The hermit paused, his back still to them.
Gen's voice cracked, but he forced the words out, each one costing him. "Just… just tell me. Straight. No riddles. Is it possible? Can the Jingdao… can what I was… can it ever be used again? Or is it just… dead?" The anger bled away, leaving only the grief laid bare in his eyes, a silent plea more powerful than any demand.
Liang stood up beside him, his hands clenched into white-knuckled fists at his sides. "Master, please. If there is anything, any chance at all. We'll do anything. We'll pay any price."
Lolly, still in the hermit's now-vacated seat, reached out and tugged softly at the hem of his simple robe. "Grandpa Wood…" she whispered, all her earlier mischief gone, replaced by a quiet, earnest entreaty.
Kang Mao, for the first time since his humiliation in the courtyard, looked at Gen not as a rival or a fool, but as another person. He saw the tremor in the clenched fists, the desperation in the eyes that refused to look away. He said nothing, but his earlier mockery was utterly absent.
Black-Green Wood slowly turned. His moss-green eyes met Gen's blazing amber ones. He studied the defiance there, the unbroken will that burned even as the boy's foundation lay in ashes. He saw not just a patient, but a question—a fierce, living challenge to fate itself.

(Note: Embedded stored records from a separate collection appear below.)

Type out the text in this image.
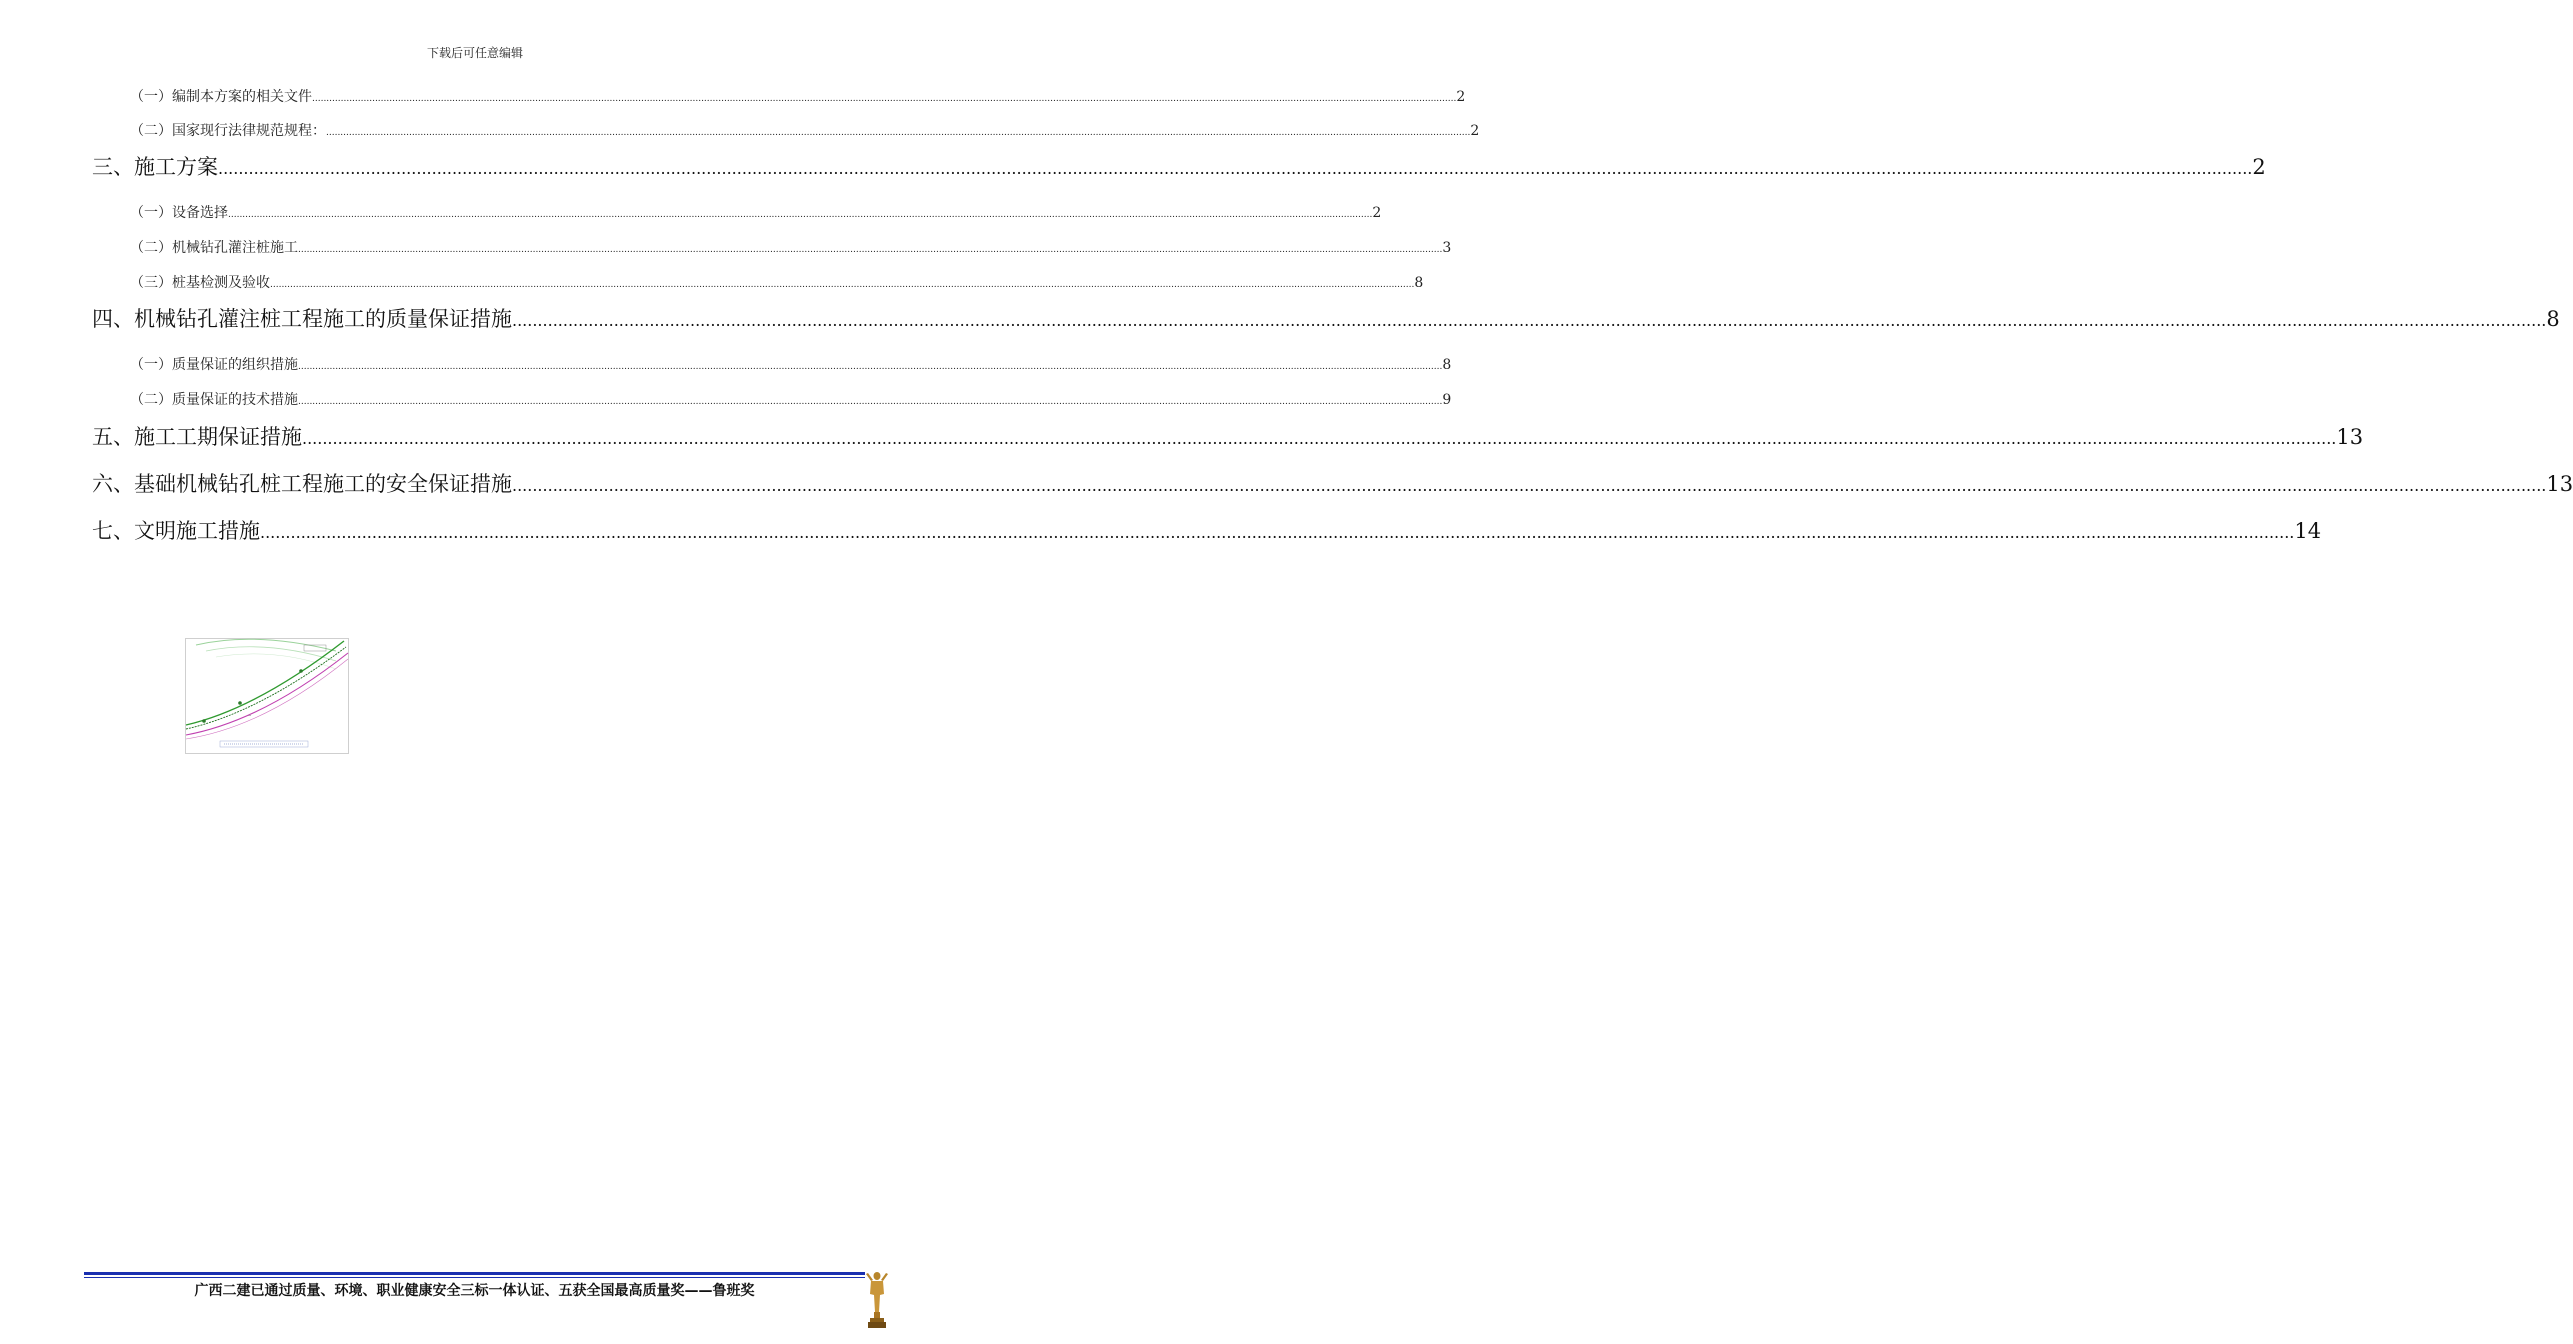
下载后可任意编辑
（一）编制本方案的相关文件 ................................................................................................................................................................................................................................................................................................................................................................................................................ 2
（二）国家现行法律规范规程： ................................................................................................................................................................................................................................................................................................................................................................................................................ 2
三、施工方案 ................................................................................................................................................................................................................................................................................................................................................................................................................ 2
（一）设备选择 ................................................................................................................................................................................................................................................................................................................................................................................................................ 2
（二）机械钻孔灌注桩施工 ................................................................................................................................................................................................................................................................................................................................................................................................................ 3
（三）桩基检测及验收 ................................................................................................................................................................................................................................................................................................................................................................................................................ 8
四、机械钻孔灌注桩工程施工的质量保证措施 ................................................................................................................................................................................................................................................................................................................................................................................................................ 8
（一）质量保证的组织措施 ................................................................................................................................................................................................................................................................................................................................................................................................................ 8
（二）质量保证的技术措施 ................................................................................................................................................................................................................................................................................................................................................................................................................ 9
五、施工工期保证措施 ................................................................................................................................................................................................................................................................................................................................................................................................................ 13
六、基础机械钻孔桩工程施工的安全保证措施 ................................................................................................................................................................................................................................................................................................................................................................................................................ 13
七、文明施工措施 ................................................................................................................................................................................................................................................................................................................................................................................................................ 14
~
广西二建已通过质量、环境、职业健康安全三标一体认证、五获全国最高质量奖——鲁班奖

A small, unexpected smile touched the hermit's weathered lips. It was not a kind smile, nor a cruel one. It was the smile of a scholar presented with a fascinating, impossible equation.
"Possible?" he repeated, the word hanging in the bamboo-scented air. "Follow me."
He turned and walked, not into his house, but toward a darker, denser part of the green cathedral behind it.